The next morning they all returned home, being well satisfied that they had punctually observed this solemn anniversary, which they believed to be a powerful means to procure a plentiful crop. Mr. Daniel and Mr. Kenneth Morison, ministers in Lewis, told me they spent several years before they could persuade the vulgar natives to abandon this ridiculous piece of superstition; which is quite abolished for these 32 years past.
The inhabitants are all Protestants except one family, who are Roman Catholics. I was told that about 14 years ago, three or four fishermen who then forsook the Protestant communion, and embraced the Romish faith, having the opportunity of a Popish priest on the place, they applied themselves to him for some of the holy water; it being usual for the priests to sprinkle it into the bays, as an infallible means to procure plenty of herring, as also to bring them into those nets that are besprinkled with it. These fishers accordingly having got the water, poured it upon their nets before they dropped them into the sea; they likewise turned the inside of their coats outwards, after which they set their nets in the evening at the usual hour.

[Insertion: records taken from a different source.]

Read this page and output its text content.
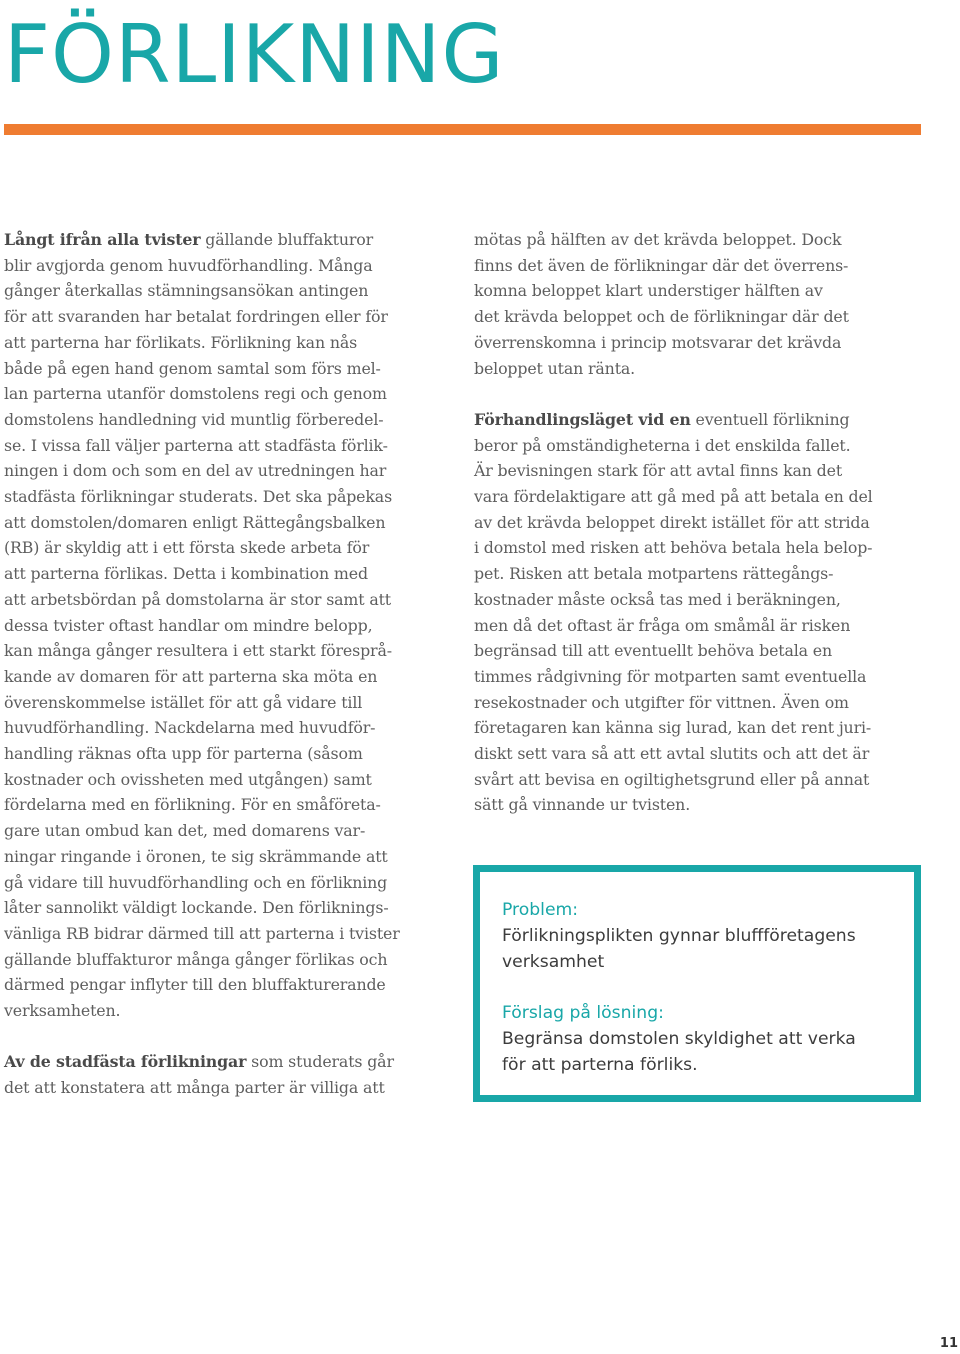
FÖRLIKNING

Långt ifrån alla tvister gällande bluffakturor
blir avgjorda genom huvudförhandling. Många
gånger återkallas stämningsansökan antingen
för att svaranden har betalat fordringen eller för
att parterna har förlikats. Förlikning kan nås
både på egen hand genom samtal som förs mel-
lan parterna utanför domstolens regi och genom
domstolens handledning vid muntlig förberedel-
se. I vissa fall väljer parterna att stadfästa förlik-
ningen i dom och som en del av utredningen har
stadfästa förlikningar studerats. Det ska påpekas
att domstolen/domaren enligt Rättegångsbalken
(RB) är skyldig att i ett första skede arbeta för
att parterna förlikas. Detta i kombination med
att arbetsbördan på domstolarna är stor samt att
dessa tvister oftast handlar om mindre belopp,
kan många gånger resultera i ett starkt föresprå-
kande av domaren för att parterna ska möta en
överenskommelse istället för att gå vidare till
huvudförhandling. Nackdelarna med huvudför-
handling räknas ofta upp för parterna (såsom
kostnader och ovissheten med utgången) samt
fördelarna med en förlikning. För en småföreta-
gare utan ombud kan det, med domarens var-
ningar ringande i öronen, te sig skrämmande att
gå vidare till huvudförhandling och en förlikning
låter sannolikt väldigt lockande. Den förliknings-
vänliga RB bidrar därmed till att parterna i tvister
gällande bluffakturor många gånger förlikas och
därmed pengar inflyter till den bluffakturerande
verksamheten.

Av de stadfästa förlikningar som studerats går
det att konstatera att många parter är villiga att

mötas på hälften av det krävda beloppet. Dock
finns det även de förlikningar där det överrens-
komna beloppet klart understiger hälften av
det krävda beloppet och de förlikningar där det
överrenskomna i princip motsvarar det krävda
beloppet utan ränta.

Förhandlingsläget vid en eventuell förlikning
beror på omständigheterna i det enskilda fallet.
Är bevisningen stark för att avtal finns kan det
vara fördelaktigare att gå med på att betala en del
av det krävda beloppet direkt istället för att strida
i domstol med risken att behöva betala hela belop-
pet. Risken att betala motpartens rättegångs-
kostnader måste också tas med i beräkningen,
men då det oftast är fråga om småmål är risken
begränsad till att eventuellt behöva betala en
timmes rådgivning för motparten samt eventuella
resekostnader och utgifter för vittnen. Även om
företagaren kan känna sig lurad, kan det rent juri-
diskt sett vara så att ett avtal slutits och att det är
svårt att bevisa en ogiltighetsgrund eller på annat
sätt gå vinnande ur tvisten.

Problem:
Förlikningsplikten gynnar bluffföretagens
verksamhet
Förslag på lösning:
Begränsa domstolen skyldighet att verka
för att parterna förliks.
11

The Protestant fishers, who used no other means than throwing their nets into the sea, at the same time were unconcerned; but the Papists being impatient and full of expectation, got next morning betides to draw their nets, and being come to the place, they soon perceived that all their nets were lost; but the Protestants found their nets safe, and full of herring: which was no small mortification to the priest and his proselytes, and exposed them to the derision of their neighbours.
The Protestant natives observe the festivals of Christmas, Good Friday, Easter, and Michaelmas: upon this last they have an anniversary cavalcade, and then both sexes ride on horseback.